Kobo, being originally a Canadian company, fares much better in Canada, by allowing people to borrow ebooks from the public library through Overdrive directly from the device, making the process even smoother than the one experienced by American Kindle users.

Integration with the Pocket service is also great, as it allows you to read longer articles you stored in your Pocket account while browsing the web on your desktop.

The closest thing Kindle has to this is offered by a third-party service called Instapaper, but it’s not as seamless in my experience.
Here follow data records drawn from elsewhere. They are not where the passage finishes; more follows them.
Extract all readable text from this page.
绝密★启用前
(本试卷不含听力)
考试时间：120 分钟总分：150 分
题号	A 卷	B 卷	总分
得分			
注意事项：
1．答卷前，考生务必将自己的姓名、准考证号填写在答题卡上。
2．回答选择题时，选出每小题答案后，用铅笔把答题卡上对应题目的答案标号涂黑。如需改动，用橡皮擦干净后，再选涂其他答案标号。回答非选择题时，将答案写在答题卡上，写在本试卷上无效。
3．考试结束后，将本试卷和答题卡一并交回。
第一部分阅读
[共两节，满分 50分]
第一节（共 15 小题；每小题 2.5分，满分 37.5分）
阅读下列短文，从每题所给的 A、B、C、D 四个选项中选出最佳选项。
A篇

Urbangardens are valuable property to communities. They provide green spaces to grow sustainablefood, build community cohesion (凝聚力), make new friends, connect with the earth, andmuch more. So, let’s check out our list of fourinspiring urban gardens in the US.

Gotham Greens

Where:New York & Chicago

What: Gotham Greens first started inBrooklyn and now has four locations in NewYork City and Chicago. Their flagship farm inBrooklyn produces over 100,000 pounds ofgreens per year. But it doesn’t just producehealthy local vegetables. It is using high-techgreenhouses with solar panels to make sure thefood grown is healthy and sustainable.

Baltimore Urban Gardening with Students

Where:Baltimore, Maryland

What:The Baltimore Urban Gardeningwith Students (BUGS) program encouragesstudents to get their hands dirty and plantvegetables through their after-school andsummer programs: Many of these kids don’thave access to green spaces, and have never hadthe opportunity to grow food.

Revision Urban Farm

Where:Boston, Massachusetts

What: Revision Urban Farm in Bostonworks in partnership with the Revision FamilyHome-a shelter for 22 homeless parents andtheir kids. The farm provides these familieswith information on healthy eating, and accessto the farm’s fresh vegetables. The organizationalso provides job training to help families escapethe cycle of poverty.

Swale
Nevertheless, if you are an American reader, Kindle is a no-brainer, unless you have ideological reasons against getting an Amazon device. This is why it is estimated that over 83% of ebook readers in the US are Kindles.

Kobo is the second-largest player in America, and their partnership with Walmart will only help them out. But Amazon’s offering in the US is tough to beat unless you, again, take issue at the lack of open formats on the platform or really need a larger device, since Amazon discontinued e-ink devices with screens larger than 7″.

But if you are in Canada, the Kindle proposition starts to be a lot less appealing. To me, the lack of support for public libraries, in particular, is a major blow.

If you are an avid reader like I am, the cost of the device becomes almost irrelevant if you need to buy every book you read. And it’s not just me thinking this way. The majority of e-readers in the hands of Canadians are Kobo devices for a reason.

The Device I ordered

And that’s why I ordered a Kobo Forma, which is the equivalent of the Kindle Oasis 3, only it has an 8″ screen instead of the 7 inches of the Oasis.

The Kobo Forma

It doesn’t support Bluetooth for audiobooks, but then again, in Canada, neither does the Oasis, and I listen to audiobooks on my phone while driving or at the gym, in any case.

One valid alternative would be to buy one of those Chinese Android tablets with e-ink displays, such as the Onyx Boox series.

Being Android devices, they will allow you to install both the Kindle and Kobo apps, as well as Overdrive, and any other regular Android app.

This way you could have the Kindle catalog and the ability to borrow library books, even in Canada. However, these devices tend to be quite a bit more expensive than even the top of the line Kindle or Kobo, they are not exactly bug-free, and perhaps they lose something by adding more capabilities.

If you are looking for an e-reader, less might be more. Part of the beauty of a device like the Kindle and Kobo lies in their distraction-free nature. The devices are simply not capable of doing much else but reading.

With a full-fledged tablet, even with an e-ink screen, you’re way more likely to become distracted.